MUKHERJI, QUIJANO & DEANGELO INTRODUCE LEGISLATION TO PROTECT NET NEUTRALITY IN NEW JERSEY
Assembly Democrats Annette Quijano, Wayne DeAngelo and Raj Mukherji have re-introduced legislation to help ensure equal internet access in New Jersey now that California’s own attempts to secure net neutrality have succeeded in the federal courts.
The bill (A-5411) was previously introduced last session in response to the Federal Communications Commission (FCC) repealing net neutrality regulations under the Trump Administration. The FCC’s decision to repeal these regulations removed protections that would ensure equal internet access while preventing internet service providers (ISPs) from charging customers higher fees or stopping/slowing internet service.
The “New Jersey Net Neutrality Act” would establish a system to ensure that all New Jersey ISP customers are able to receive proper internet service.
“The Trump administration’s FCC and its handful of political appointees flagrantly ignored the overwhelming will of the people in voting to allow service providers free reign to police the internet in any way they see fit and at whatever cost they desire,” said Quijano (D-Union). “Now that legislative attempts to ensure net neutrality in another state have overcome legal obstacles, New Jersey must ensure equal internet access for all residents by implementing net neutrality within our own state.”
Under the bill, ISPs are to provide customers access to any lawful internet content of their choice and the ability to attach any lawful, non-harmful device to their end connection. They must also allow customers to run any lawful application or use any lawful service of their choice, and provide access to an open, neutral and non-prioritized Internet.
“The effects a lack of net neutrality could have on our freedom to access information, and our democracy as a whole, are enormous,” said DeAngelo (D-Mercer, Middlesex). “Who’s to say internet service providers won’t selectively restrict access to information in order to aid people or organizations with more power than the everyday citizen? The FCC’s decision has led our country down a dangerous rabbit hole, which is why we need to do whatever we can to prevent such possibilities from happening.”

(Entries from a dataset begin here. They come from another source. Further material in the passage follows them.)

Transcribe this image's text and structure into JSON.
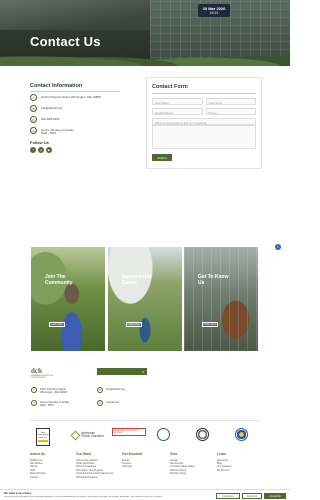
{
  "hero": {
    "title": "Contact Us"
  },
  "datetime": {
    "date": "30 Mar 2026",
    "time": "19:21"
  },
  "contact_info": {
    "heading": "Contact Information",
    "address": "1010 N Dupont Street Wilmington, DE 19808",
    "email": "info@dcbotf.org",
    "phone": "302-658-6262",
    "hours_line1": "Hours: Monday to Friday",
    "hours_line2": "9AM - 5PM",
    "follow_label": "Follow Us"
  },
  "contact_form": {
    "heading": "Contact Form",
    "first_name": "First Name",
    "last_name": "Last Name",
    "email": "Email Address",
    "phone": "Phone",
    "question": "What would you like to ask us? (required)",
    "submit": "Submit"
  },
  "cards": [
    {
      "title_line1": "Join The",
      "title_line2": "Community",
      "button": "Learn More"
    },
    {
      "title_line1": "Support Our",
      "title_line2": "Cause",
      "button": "Learn More"
    },
    {
      "title_line1": "Get To Know",
      "title_line2": "Us",
      "button": "Learn More"
    }
  ],
  "footer": {
    "logo_mark": "dch",
    "logo_sub": "DELAWARE CENTER FOR HORTICULTURE",
    "address": "1010 N Dupont Street Wilmington, DE 19808",
    "email": "info@dcbotf.org",
    "hours_line1": "Hours: Monday to Friday",
    "hours_line2": "9AM - 5PM",
    "contact_us": "Contact Us"
  },
  "partners": {
    "badge": "Best Nonprofits to Work For",
    "apg_line1": "American",
    "apg_line2": "Public Gardens",
    "red": "DELAWARE NONPROFIT CENTER"
  },
  "link_columns": [
    {
      "heading": "About Us",
      "links": [
        "DirdDcirvce",
        "Our Mission",
        "History",
        "Staff",
        "Board Member",
        "Careers"
      ]
    },
    {
      "heading": "Our Work",
      "links": [
        "Community Gardens",
        "Urban Agriculture",
        "Public Landscapes",
        "Wilmington Tree Program",
        "Youth Environmental Programming",
        "Workshop Programs"
      ]
    },
    {
      "heading": "Get Involved",
      "links": [
        "Events",
        "Courses",
        "Volunteer"
      ]
    },
    {
      "heading": "Give",
      "links": [
        "Donate",
        "Membership",
        "Corporate Partnerships",
        "Planned Giving",
        "Monthly Giving"
      ]
    },
    {
      "heading": "Learn",
      "links": [
        "Resources",
        "Blog",
        "The Gardener",
        "My Account"
      ]
    }
  ],
  "cookie": {
    "title": "We value your privacy",
    "text": "We use cookies to enhance your browsing experience, serve personalized ads or content, and analyze our traffic. By clicking \"Accept All\", you consent to our use of cookies.",
    "customize": "Customize",
    "reject": "Reject All",
    "accept": "Accept All"
  },
  "colors": {
    "brand_green": "#4e6b2f",
    "dark_heading": "#2e3d2a",
    "chat_blue": "#2a63d8"
  },
  "icons": [
    "location-icon",
    "email-icon",
    "phone-icon",
    "clock-icon",
    "facebook-icon",
    "instagram-icon",
    "youtube-icon",
    "chat-icon",
    "arrow-right-icon"
  ]
}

The measure also stipulates that ISPs must provide customers prior written notification of any change in their policies that will result in the prioritization of internet traffic, except in circumstances involving reasonable internet network management. ISPs are required to disclose their general prioritization policies and any agreement they have entered into with a content provider for the prioritization of the provider’s internet traffic. ISPs are also required to permit customers to receive itemized bills, listing the time and date a customer visited a specific website if the customer is charged for accessing that site.

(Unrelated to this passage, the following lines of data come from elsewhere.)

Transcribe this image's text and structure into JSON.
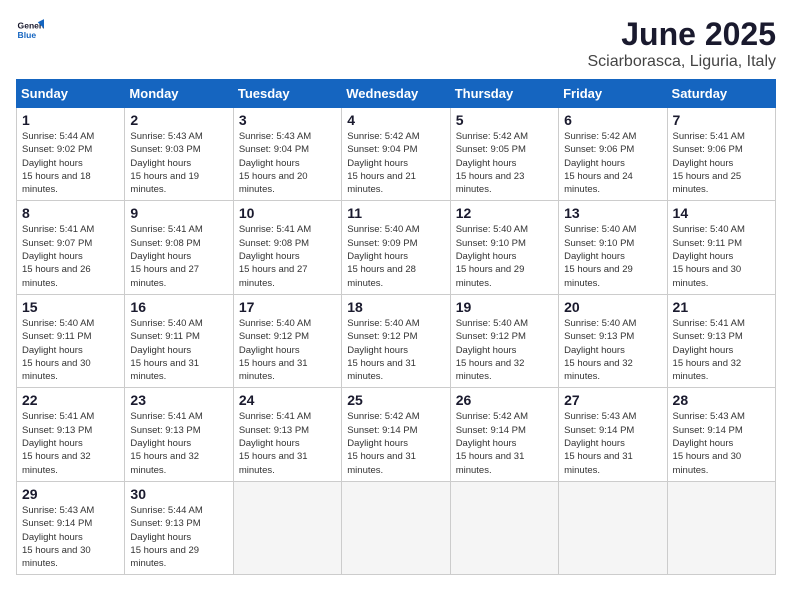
{
  "logo": {
    "line1": "General",
    "line2": "Blue"
  },
  "title": "June 2025",
  "subtitle": "Sciarborasca, Liguria, Italy",
  "weekdays": [
    "Sunday",
    "Monday",
    "Tuesday",
    "Wednesday",
    "Thursday",
    "Friday",
    "Saturday"
  ],
  "weeks": [
    [
      {
        "day": "1",
        "sunrise": "5:44 AM",
        "sunset": "9:02 PM",
        "daylight": "15 hours and 18 minutes."
      },
      {
        "day": "2",
        "sunrise": "5:43 AM",
        "sunset": "9:03 PM",
        "daylight": "15 hours and 19 minutes."
      },
      {
        "day": "3",
        "sunrise": "5:43 AM",
        "sunset": "9:04 PM",
        "daylight": "15 hours and 20 minutes."
      },
      {
        "day": "4",
        "sunrise": "5:42 AM",
        "sunset": "9:04 PM",
        "daylight": "15 hours and 21 minutes."
      },
      {
        "day": "5",
        "sunrise": "5:42 AM",
        "sunset": "9:05 PM",
        "daylight": "15 hours and 23 minutes."
      },
      {
        "day": "6",
        "sunrise": "5:42 AM",
        "sunset": "9:06 PM",
        "daylight": "15 hours and 24 minutes."
      },
      {
        "day": "7",
        "sunrise": "5:41 AM",
        "sunset": "9:06 PM",
        "daylight": "15 hours and 25 minutes."
      }
    ],
    [
      {
        "day": "8",
        "sunrise": "5:41 AM",
        "sunset": "9:07 PM",
        "daylight": "15 hours and 26 minutes."
      },
      {
        "day": "9",
        "sunrise": "5:41 AM",
        "sunset": "9:08 PM",
        "daylight": "15 hours and 27 minutes."
      },
      {
        "day": "10",
        "sunrise": "5:41 AM",
        "sunset": "9:08 PM",
        "daylight": "15 hours and 27 minutes."
      },
      {
        "day": "11",
        "sunrise": "5:40 AM",
        "sunset": "9:09 PM",
        "daylight": "15 hours and 28 minutes."
      },
      {
        "day": "12",
        "sunrise": "5:40 AM",
        "sunset": "9:10 PM",
        "daylight": "15 hours and 29 minutes."
      },
      {
        "day": "13",
        "sunrise": "5:40 AM",
        "sunset": "9:10 PM",
        "daylight": "15 hours and 29 minutes."
      },
      {
        "day": "14",
        "sunrise": "5:40 AM",
        "sunset": "9:11 PM",
        "daylight": "15 hours and 30 minutes."
      }
    ],
    [
      {
        "day": "15",
        "sunrise": "5:40 AM",
        "sunset": "9:11 PM",
        "daylight": "15 hours and 30 minutes."
      },
      {
        "day": "16",
        "sunrise": "5:40 AM",
        "sunset": "9:11 PM",
        "daylight": "15 hours and 31 minutes."
      },
      {
        "day": "17",
        "sunrise": "5:40 AM",
        "sunset": "9:12 PM",
        "daylight": "15 hours and 31 minutes."
      },
      {
        "day": "18",
        "sunrise": "5:40 AM",
        "sunset": "9:12 PM",
        "daylight": "15 hours and 31 minutes."
      },
      {
        "day": "19",
        "sunrise": "5:40 AM",
        "sunset": "9:12 PM",
        "daylight": "15 hours and 32 minutes."
      },
      {
        "day": "20",
        "sunrise": "5:40 AM",
        "sunset": "9:13 PM",
        "daylight": "15 hours and 32 minutes."
      },
      {
        "day": "21",
        "sunrise": "5:41 AM",
        "sunset": "9:13 PM",
        "daylight": "15 hours and 32 minutes."
      }
    ],
    [
      {
        "day": "22",
        "sunrise": "5:41 AM",
        "sunset": "9:13 PM",
        "daylight": "15 hours and 32 minutes."
      },
      {
        "day": "23",
        "sunrise": "5:41 AM",
        "sunset": "9:13 PM",
        "daylight": "15 hours and 32 minutes."
      },
      {
        "day": "24",
        "sunrise": "5:41 AM",
        "sunset": "9:13 PM",
        "daylight": "15 hours and 31 minutes."
      },
      {
        "day": "25",
        "sunrise": "5:42 AM",
        "sunset": "9:14 PM",
        "daylight": "15 hours and 31 minutes."
      },
      {
        "day": "26",
        "sunrise": "5:42 AM",
        "sunset": "9:14 PM",
        "daylight": "15 hours and 31 minutes."
      },
      {
        "day": "27",
        "sunrise": "5:43 AM",
        "sunset": "9:14 PM",
        "daylight": "15 hours and 31 minutes."
      },
      {
        "day": "28",
        "sunrise": "5:43 AM",
        "sunset": "9:14 PM",
        "daylight": "15 hours and 30 minutes."
      }
    ],
    [
      {
        "day": "29",
        "sunrise": "5:43 AM",
        "sunset": "9:14 PM",
        "daylight": "15 hours and 30 minutes."
      },
      {
        "day": "30",
        "sunrise": "5:44 AM",
        "sunset": "9:13 PM",
        "daylight": "15 hours and 29 minutes."
      },
      null,
      null,
      null,
      null,
      null
    ]
  ],
  "labels": {
    "sunrise": "Sunrise:",
    "sunset": "Sunset:",
    "daylight": "Daylight hours"
  }
}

“ISPs should treat internet traffic equally and offer every New Jerseyan a chance to innovate, rather than block or slow down access to content,” said Assemblyman Raj Mukherji (D-Hudson). “Net neutrality, transparency, and an open, fair and free Internet are necessary for families and businesses alike to succeed in the 21st century.”
Additionally, the bill directs the state Division of Consumer Affairs to establish the “New Jersey Internet Service Provider Registry” and promulgate regulations requiring all ISPs to affirmatively disclose to the division any prioritization policies, agreements with content providers for prioritization, and the material terms for their agreements with their customers – including all fees to be charged and any promises or assertions regarding connectivity speed.
The division is also directed to test each ISP’s connectivity speed. This information is to be posted online so that customers may compare the costs, prioritization policies, promised or asserted connectivity speeds, and actual connectivity speeds of ISPs within the State.
A violation of this legislation would be considered an unlawful practice under the Consumer Fraud Act, punishable by a monetary penalty.